Departamento de Ingeniería Eléctrica, Facultad de Ingeniería, Universidad de Concepción, Concepción, Chile.
J Am Med Inform Assoc. 2012 Sep-Oct;19(5):809-16. doi: 10.1136/amiajnl-2011-000648. Epub 2012 Jun 15.
This study explores active learning algorithms as a way to reduce the requirements for large training sets in medical text classification tasks.
Three existing active learning algorithms (distance-based (DIST), diversity-based (DIV), and a combination of both (CMB)) were used to classify text from five datasets. The performance of these algorithms was compared to that of passive learning on the five datasets. We then conducted a novel investigation of the interaction between dataset characteristics and the performance results.
Classification accuracy and area under receiver operating characteristics (ROC) curves for each algorithm at different sample sizes were generated. The performance of active learning algorithms was compared with that of passive learning using a weighted mean of paired differences. To determine why the performance varies on different datasets, we measured the diversity and uncertainty of each dataset using relative entropy and correlated the results with the performance differences.

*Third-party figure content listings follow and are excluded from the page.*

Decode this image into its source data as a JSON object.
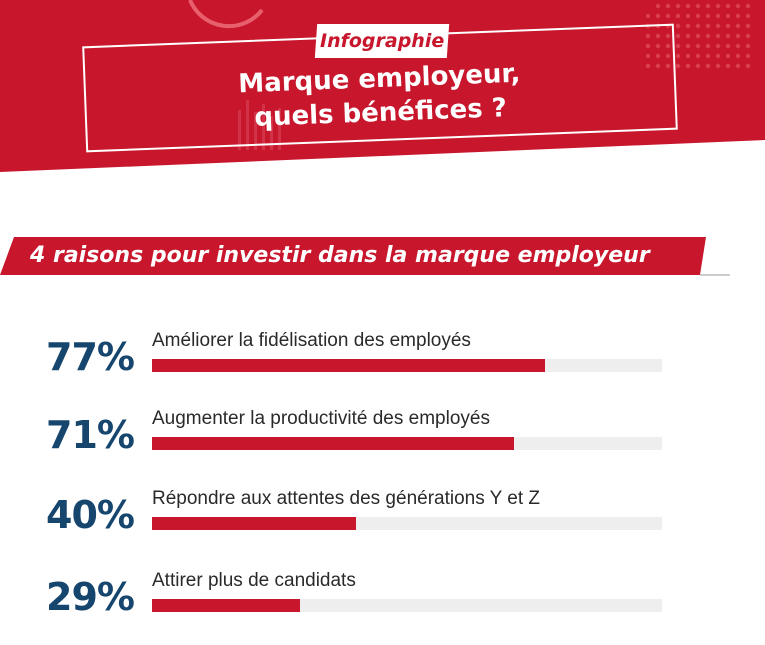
{
  "header": {
    "tag": "Infographie",
    "title_line1": "Marque employeur,",
    "title_line2": "quels bénéfices ?"
  },
  "banner": {
    "text": "4 raisons pour investir dans la marque employeur"
  },
  "colors": {
    "brand_red": "#c8172c",
    "percent_blue": "#16466e",
    "track_gray": "#eeeeee"
  },
  "chart_data": {
    "type": "bar",
    "orientation": "horizontal",
    "title": "4 raisons pour investir dans la marque employeur",
    "categories": [
      "Améliorer la fidélisation des employés",
      "Augmenter la productivité des employés",
      "Répondre aux attentes des générations Y et Z",
      "Attirer plus de candidats"
    ],
    "values": [
      77,
      71,
      40,
      29
    ],
    "value_labels": [
      "77%",
      "71%",
      "40%",
      "29%"
    ],
    "xlim": [
      0,
      100
    ],
    "grid": false,
    "legend": "none"
  }
}
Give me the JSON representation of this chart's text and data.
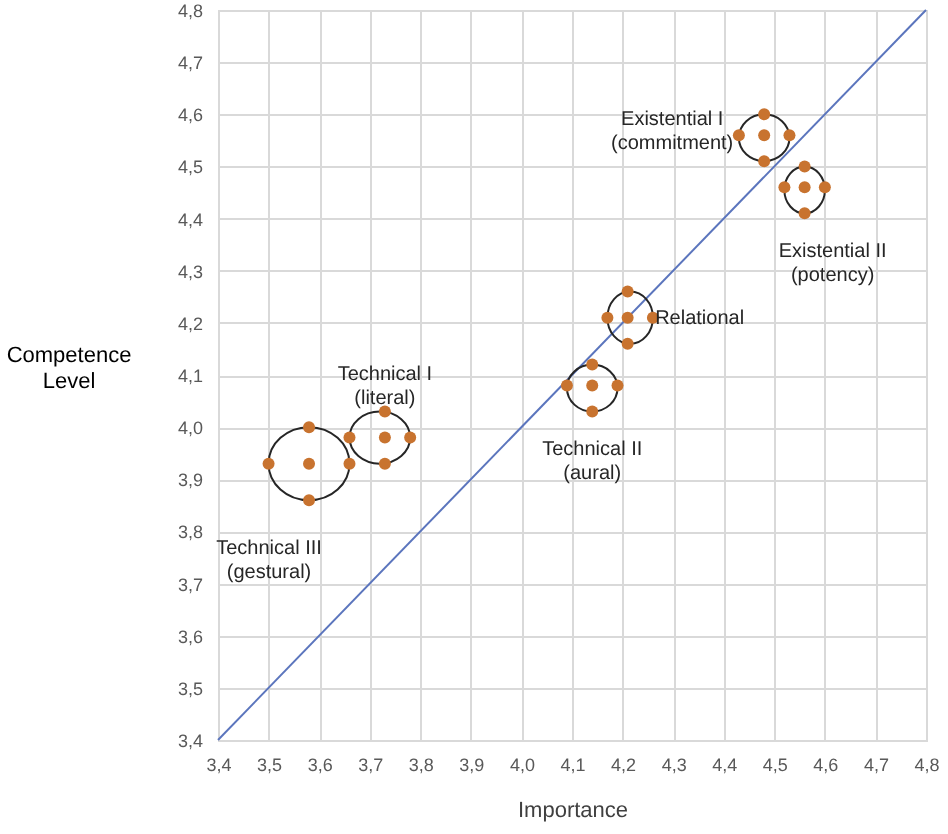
{
  "chart_data": {
    "type": "scatter",
    "xlabel": "Importance",
    "ylabel": "Competence\nLevel",
    "xlim": [
      3.4,
      4.8
    ],
    "ylim": [
      3.4,
      4.8
    ],
    "xticks": [
      {
        "value": 3.4,
        "label": "3,4"
      },
      {
        "value": 3.5,
        "label": "3,5"
      },
      {
        "value": 3.6,
        "label": "3,6"
      },
      {
        "value": 3.7,
        "label": "3,7"
      },
      {
        "value": 3.8,
        "label": "3,8"
      },
      {
        "value": 3.9,
        "label": "3,9"
      },
      {
        "value": 4.0,
        "label": "4,0"
      },
      {
        "value": 4.1,
        "label": "4,1"
      },
      {
        "value": 4.2,
        "label": "4,2"
      },
      {
        "value": 4.3,
        "label": "4,3"
      },
      {
        "value": 4.4,
        "label": "4,4"
      },
      {
        "value": 4.5,
        "label": "4,5"
      },
      {
        "value": 4.6,
        "label": "4,6"
      },
      {
        "value": 4.7,
        "label": "4,7"
      },
      {
        "value": 4.8,
        "label": "4,8"
      }
    ],
    "yticks": [
      {
        "value": 3.4,
        "label": "3,4"
      },
      {
        "value": 3.5,
        "label": "3,5"
      },
      {
        "value": 3.6,
        "label": "3,6"
      },
      {
        "value": 3.7,
        "label": "3,7"
      },
      {
        "value": 3.8,
        "label": "3,8"
      },
      {
        "value": 3.9,
        "label": "3,9"
      },
      {
        "value": 4.0,
        "label": "4,0"
      },
      {
        "value": 4.1,
        "label": "4,1"
      },
      {
        "value": 4.2,
        "label": "4,2"
      },
      {
        "value": 4.3,
        "label": "4,3"
      },
      {
        "value": 4.4,
        "label": "4,4"
      },
      {
        "value": 4.5,
        "label": "4,5"
      },
      {
        "value": 4.6,
        "label": "4,6"
      },
      {
        "value": 4.7,
        "label": "4,7"
      },
      {
        "value": 4.8,
        "label": "4,8"
      }
    ],
    "grid": true,
    "marker": "circle",
    "series": [
      {
        "name": "Existential I\n(commitment)",
        "color": "#c8732f",
        "x": [
          4.48,
          4.43,
          4.53,
          4.48,
          4.48
        ],
        "values": [
          4.56,
          4.56,
          4.56,
          4.51,
          4.6
        ]
      },
      {
        "name": "Existential II\n(potency)",
        "color": "#c8732f",
        "x": [
          4.56,
          4.52,
          4.6,
          4.56,
          4.56
        ],
        "values": [
          4.46,
          4.46,
          4.46,
          4.41,
          4.5
        ]
      },
      {
        "name": "Relational",
        "color": "#c8732f",
        "x": [
          4.21,
          4.17,
          4.26,
          4.21,
          4.21
        ],
        "values": [
          4.21,
          4.21,
          4.21,
          4.16,
          4.26
        ]
      },
      {
        "name": "Technical II\n(aural)",
        "color": "#c8732f",
        "x": [
          4.14,
          4.09,
          4.19,
          4.14,
          4.14
        ],
        "values": [
          4.08,
          4.08,
          4.08,
          4.03,
          4.12
        ]
      },
      {
        "name": "Technical I\n(literal)",
        "color": "#c8732f",
        "x": [
          3.73,
          3.66,
          3.78,
          3.73,
          3.73
        ],
        "values": [
          3.98,
          3.98,
          3.98,
          3.93,
          4.03
        ]
      },
      {
        "name": "Technical III\n(gestural)",
        "color": "#c8732f",
        "x": [
          3.58,
          3.5,
          3.66,
          3.58,
          3.58
        ],
        "values": [
          3.93,
          3.93,
          3.93,
          3.86,
          4.0
        ]
      },
      {
        "type": "line",
        "marker": "none",
        "color": "#5b75bd",
        "x": [
          3.4,
          4.8
        ],
        "values": [
          3.4,
          4.8
        ]
      }
    ]
  }
}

The DIST and CMB algorithms performed better than passive learning. With a statistical significance level set at 0.05, DIST outperformed passive learning in all five datasets, while CMB was found to be better than passive learning in four datasets. We found strong correlations between the dataset diversity and the DIV performance, as well as the dataset uncertainty and the performance of the DIST algorithm.
For medical text classification, appropriate active learning algorithms can yield performance comparable to that of passive learning with considerably smaller training sets. In particular, our results suggest that DIV performs better on data with higher diversity and DIST on data with lower uncertainty.
本研究探讨了主动学习算法在医学文本分类任务中减少对大型训练集需求的方法。
使用三种现有的主动学习算法(基于距离的(DIST)、基于多样性的(DIV)和两者的组合(CMB))对来自五个数据集的文本进行分类。将这些算法的性能与五个数据集上的被动学习进行了比较。然后,我们对数据集特征与性能结果之间的交互作用进行了新的研究。
对于每个算法在不同样本量下的分类准确性和接收器工作特征(ROC)曲线下的面积,生成了不同算法的结果。使用配对差异的加权平均值比较主动学习算法和被动学习的性能。为了确定为什么在不同的数据集中性能会有所不同,我们使用相对熵测量每个数据集的多样性和不确定性,并将结果与性能差异相关联。
DIST 和 CMB 算法的性能优于被动学习。在设定的统计显著性水平为 0.05 的情况下,DIST 在所有五个数据集中均优于被动学习,而 CMB 在四个数据集中均优于被动学习。我们发现数据集多样性与 DIV 性能之间以及数据集不确定性与 DIST 算法性能之间存在很强的相关性。
对于医学文本分类,适当的主动学习算法可以在使用较小的训练集的情况下获得与被动学习相当的性能。特别是,我们的结果表明,在多样性较高的数据上,DIV 的性能更好,而在不确定性较低的数据上,DIST 的性能更好。